I drank my first Cortado late in 2016 at Royal Coffee Bar in Phoenix, AZ. I had never seen or heard of it before. I saw it on the menu, asked the engaging barista what it was, and decided to try it. I loved it then and I love it now. But at the time, I asked myself if this wasn’t a Gibraltar coffee drink that I had heard and read about on podcasts and blog posts. Well, it turns out it was. It’s the same thing with a different name.
The Cortado, like most espresso beverages, originated in Europe. The word is the past participle of the verb cortar. Which in Spanish means to cut, or to dilute. Espresso is cut, or diluted, with milk at a ratio of one part espresso and 2 parts milk. The drink in the United States originated on the East Coast and migrated its way West. But on the West Coast, it’s known as a Gibraltar. Some Gibraltar recipes use a little more milk than their Cortado cousins.
Instead of the 1-2 ratio from the Cortado, the Gibraltar can be up to two parts espresso and 3 parts milk. Still, the Gibraltar is known to be a drink made first by James Freeman from Blue Bottle Coffee in San Francisco. They also started the trend of using that name to describe what is basically, a Cortado. Here’s a quote from the man himself, out of his 2012 book The Blue Bottle Craft of Coffee:
“At Blue Bottle, we serve a drink in a 4.5 ounce rocks glass with an octagonal beveled base made by the Libbey Glass company. The proportion is usually 1.25 fluid ounces of espresso to 2.5 fluid ounces of steamed milk, which fits nicely between the macchiato and the cappuccino. The milk is steamed thinly and elegantly and isn’t very hot– it’s a drink built for immediate quaffing.” (p.124)
A macchiato is espresso with a dab of milk foam on it. It literally means ‘stained with milk.’. A cappuccino is espresso, steamed milk, and milk foam. Quaffing means to drink, swallow, or gulp heartily. His given ratio is 1-2.
James goes on to say that they were just trying to make a ‘mini latte’ that wasn’t quite so strong in glasses that were purchased by mistake for cupping coffee. He credits a previous employee for naming the drink on the spot when a customer asked what the name of the strange drink was. (p.125)
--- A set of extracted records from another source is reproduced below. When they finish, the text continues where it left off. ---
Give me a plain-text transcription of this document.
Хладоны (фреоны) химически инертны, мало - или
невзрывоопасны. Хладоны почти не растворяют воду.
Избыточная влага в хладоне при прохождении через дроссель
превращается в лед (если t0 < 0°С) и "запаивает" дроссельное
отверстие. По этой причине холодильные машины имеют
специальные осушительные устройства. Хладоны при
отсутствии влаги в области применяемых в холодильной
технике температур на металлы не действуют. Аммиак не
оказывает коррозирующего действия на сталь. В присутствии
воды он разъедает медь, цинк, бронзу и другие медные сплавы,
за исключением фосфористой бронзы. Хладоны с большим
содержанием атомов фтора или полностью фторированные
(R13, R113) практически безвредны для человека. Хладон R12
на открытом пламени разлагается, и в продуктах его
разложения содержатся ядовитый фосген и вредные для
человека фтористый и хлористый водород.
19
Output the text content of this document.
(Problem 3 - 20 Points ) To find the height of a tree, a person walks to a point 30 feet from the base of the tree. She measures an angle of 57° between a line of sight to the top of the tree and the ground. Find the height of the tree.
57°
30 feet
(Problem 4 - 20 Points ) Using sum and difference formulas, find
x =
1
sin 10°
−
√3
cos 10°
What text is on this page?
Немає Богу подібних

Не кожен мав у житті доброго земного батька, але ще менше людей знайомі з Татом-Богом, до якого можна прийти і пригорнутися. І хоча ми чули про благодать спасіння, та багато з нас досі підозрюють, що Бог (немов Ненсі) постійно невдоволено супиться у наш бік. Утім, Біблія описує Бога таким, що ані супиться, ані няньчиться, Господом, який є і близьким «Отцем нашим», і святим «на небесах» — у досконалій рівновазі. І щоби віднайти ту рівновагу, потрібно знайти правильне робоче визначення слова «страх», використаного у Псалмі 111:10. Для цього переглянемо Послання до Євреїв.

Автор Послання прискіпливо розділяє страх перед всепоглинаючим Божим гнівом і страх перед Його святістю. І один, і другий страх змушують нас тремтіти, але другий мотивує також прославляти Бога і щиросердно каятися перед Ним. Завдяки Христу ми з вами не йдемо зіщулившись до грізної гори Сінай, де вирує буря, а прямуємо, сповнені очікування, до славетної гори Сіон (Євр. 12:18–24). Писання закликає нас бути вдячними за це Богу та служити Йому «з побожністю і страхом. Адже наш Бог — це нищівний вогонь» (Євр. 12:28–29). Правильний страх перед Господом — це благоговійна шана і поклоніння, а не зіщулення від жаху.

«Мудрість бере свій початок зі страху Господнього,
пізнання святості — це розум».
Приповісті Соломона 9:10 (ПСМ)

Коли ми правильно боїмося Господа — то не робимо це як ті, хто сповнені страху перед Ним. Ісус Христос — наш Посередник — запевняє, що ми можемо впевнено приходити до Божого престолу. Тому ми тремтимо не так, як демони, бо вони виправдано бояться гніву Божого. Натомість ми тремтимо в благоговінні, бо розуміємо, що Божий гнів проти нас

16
Why the hate? I’ve run in to a lot of hate for this little drink, both online and in coffee podcasts. I wonder sometimes if something gets popular and then the initial trend setters dislike the thing now that “everyone” likes it. This happens a lot with new rock bands, who are told they’ve “sold out” once their music takes off and they start to make a little bit of money to go with their new found popularity. Some older fans inevitably turn on them for becoming popular and “mainstream.”
I’m not sure if I’m too old or too stubborn to care what popular trends are, but I love the Cortado and highly recommend you try it for yourself. I haven’t found many cafes that serve it, but depending on where you live they might be everywhere. Anyhow, keep drinking what you love.